Evvie gave Mark a head start and some thinking room, then went back downstairs to fetch another bottle. Gwennie would be waking soon, hungry and soiled. Gwen was on her knees on the floor of the sub-basement, talking in low murmurs with Basil, handing him a tool occasionally. Basil made little head jerks, grunts of understanding, but his eyes never left the device in his hands. A little tip of a moist pink tongue poked out of the corner of his lips.

Evvie went over to the fridge, pulled out the bottle she had prepared before dinner, set it in the little pot of water they left on the stove for the purpose of heating it.

There was the rustling sound of clothing and the padding of socked feet across the kitchen floor. "Why aren't you asleep?" Gwen asked from over Evvie's shoulder.

Evvie felt a smile wanting to tug at her lips. "Why aren't you?" "Nightmares," Gwen admitted straightforwardly, and something hitched at the back of her throat. "Want to talk about it?" Evvie asked.

"Not particularly." Evvie heard rather than saw Gwen lean back against the counter across the kitchen from her. "You know, I've always wondered why you never planted anything in the dead patch above the strawberries."

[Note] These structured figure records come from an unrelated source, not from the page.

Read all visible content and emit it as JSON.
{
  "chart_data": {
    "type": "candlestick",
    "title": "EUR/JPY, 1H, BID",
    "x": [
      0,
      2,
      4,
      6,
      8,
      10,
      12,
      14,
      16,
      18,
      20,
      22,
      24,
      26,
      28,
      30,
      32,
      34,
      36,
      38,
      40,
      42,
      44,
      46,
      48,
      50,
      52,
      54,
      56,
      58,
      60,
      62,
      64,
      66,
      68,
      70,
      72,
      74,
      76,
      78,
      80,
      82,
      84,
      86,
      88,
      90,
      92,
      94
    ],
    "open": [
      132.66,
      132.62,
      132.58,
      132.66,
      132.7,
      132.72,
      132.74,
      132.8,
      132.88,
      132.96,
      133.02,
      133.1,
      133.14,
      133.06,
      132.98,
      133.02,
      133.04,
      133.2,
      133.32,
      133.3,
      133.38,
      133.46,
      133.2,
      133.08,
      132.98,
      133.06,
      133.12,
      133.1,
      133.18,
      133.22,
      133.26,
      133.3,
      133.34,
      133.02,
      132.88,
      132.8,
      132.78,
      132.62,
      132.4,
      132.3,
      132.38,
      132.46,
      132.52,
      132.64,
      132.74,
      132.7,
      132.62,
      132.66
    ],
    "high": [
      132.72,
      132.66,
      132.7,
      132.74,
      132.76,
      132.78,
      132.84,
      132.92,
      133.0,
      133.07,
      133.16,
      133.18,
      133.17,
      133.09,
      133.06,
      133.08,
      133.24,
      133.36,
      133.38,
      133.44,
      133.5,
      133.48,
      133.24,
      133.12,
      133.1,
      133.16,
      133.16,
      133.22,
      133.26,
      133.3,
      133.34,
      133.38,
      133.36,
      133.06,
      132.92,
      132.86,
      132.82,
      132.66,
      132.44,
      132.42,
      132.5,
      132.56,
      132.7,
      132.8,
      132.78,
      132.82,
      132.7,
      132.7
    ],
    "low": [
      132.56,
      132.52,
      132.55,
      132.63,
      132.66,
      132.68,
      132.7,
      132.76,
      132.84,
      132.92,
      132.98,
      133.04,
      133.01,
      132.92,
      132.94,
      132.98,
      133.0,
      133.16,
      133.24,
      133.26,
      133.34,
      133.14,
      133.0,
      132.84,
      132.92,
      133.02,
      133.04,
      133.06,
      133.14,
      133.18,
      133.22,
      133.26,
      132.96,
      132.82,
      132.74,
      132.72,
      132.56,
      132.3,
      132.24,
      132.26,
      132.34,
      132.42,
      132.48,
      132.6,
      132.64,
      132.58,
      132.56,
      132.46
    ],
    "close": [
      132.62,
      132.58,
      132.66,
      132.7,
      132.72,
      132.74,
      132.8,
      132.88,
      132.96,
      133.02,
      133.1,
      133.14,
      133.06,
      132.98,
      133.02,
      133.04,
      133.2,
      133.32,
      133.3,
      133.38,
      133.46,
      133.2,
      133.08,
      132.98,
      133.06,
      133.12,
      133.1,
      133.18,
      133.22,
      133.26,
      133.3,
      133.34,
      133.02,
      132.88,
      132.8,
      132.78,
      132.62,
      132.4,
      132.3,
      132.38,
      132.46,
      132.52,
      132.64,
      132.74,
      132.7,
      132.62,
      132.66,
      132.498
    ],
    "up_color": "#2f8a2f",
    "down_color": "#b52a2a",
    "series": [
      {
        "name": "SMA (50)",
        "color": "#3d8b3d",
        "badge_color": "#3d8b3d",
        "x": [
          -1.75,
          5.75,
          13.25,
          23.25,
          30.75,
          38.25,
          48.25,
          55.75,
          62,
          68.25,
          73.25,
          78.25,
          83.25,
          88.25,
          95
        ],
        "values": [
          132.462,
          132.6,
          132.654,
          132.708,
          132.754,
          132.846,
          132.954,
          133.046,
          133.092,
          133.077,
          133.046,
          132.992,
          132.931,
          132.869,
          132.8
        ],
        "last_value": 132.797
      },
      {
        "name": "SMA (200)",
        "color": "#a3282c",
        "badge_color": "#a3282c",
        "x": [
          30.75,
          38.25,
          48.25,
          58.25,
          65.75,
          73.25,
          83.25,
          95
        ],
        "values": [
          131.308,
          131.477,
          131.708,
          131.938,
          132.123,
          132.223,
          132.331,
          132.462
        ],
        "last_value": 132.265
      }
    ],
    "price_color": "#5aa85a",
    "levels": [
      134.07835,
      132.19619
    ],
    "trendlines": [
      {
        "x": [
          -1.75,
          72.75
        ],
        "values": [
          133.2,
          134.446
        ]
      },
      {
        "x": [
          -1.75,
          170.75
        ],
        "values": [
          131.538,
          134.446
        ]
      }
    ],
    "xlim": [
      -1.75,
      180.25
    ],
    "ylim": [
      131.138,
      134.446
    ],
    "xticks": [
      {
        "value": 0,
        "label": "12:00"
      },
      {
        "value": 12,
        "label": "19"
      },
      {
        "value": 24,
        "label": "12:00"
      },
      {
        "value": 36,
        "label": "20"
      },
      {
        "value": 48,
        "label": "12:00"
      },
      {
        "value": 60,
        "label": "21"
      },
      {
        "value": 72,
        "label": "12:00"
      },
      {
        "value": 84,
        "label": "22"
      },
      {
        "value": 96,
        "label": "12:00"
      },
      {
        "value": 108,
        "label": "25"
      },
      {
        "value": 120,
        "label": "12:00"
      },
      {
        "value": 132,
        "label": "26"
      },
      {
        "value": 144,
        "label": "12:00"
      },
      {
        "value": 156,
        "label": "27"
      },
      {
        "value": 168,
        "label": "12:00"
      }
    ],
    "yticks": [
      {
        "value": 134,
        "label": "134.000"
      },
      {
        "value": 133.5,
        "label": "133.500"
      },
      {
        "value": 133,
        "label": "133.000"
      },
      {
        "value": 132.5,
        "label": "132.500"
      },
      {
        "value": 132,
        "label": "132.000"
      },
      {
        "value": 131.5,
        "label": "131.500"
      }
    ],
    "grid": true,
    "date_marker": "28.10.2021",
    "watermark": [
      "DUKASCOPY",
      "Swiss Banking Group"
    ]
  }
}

Evvie chuckled. "I won't be able to rotor-till there without breaking the tines."

"But the grass will never grow back. High foreign metal content, maybe?" Evvie heard her snort, partially a laugh, partially hysteria. "In advance, I apologize for the stupid lie about the Europe scholarship. I should have thought of something better. You knew the whole time. I must have sounded like an idiot."

"I already forgive you," Evvie said. She was not surprised to realize that she meant it.

"And...and the fight too. The...the last thing you said to me was, 'I have something to tell you — ', but I hung up. I cancelled my cell, moved away. And all you wanted to do was warn me about this." Gwen made another strange sound, gestured up at the house, at Evvie, at this. "I suddenly have so much more sympathy for Marty McFly."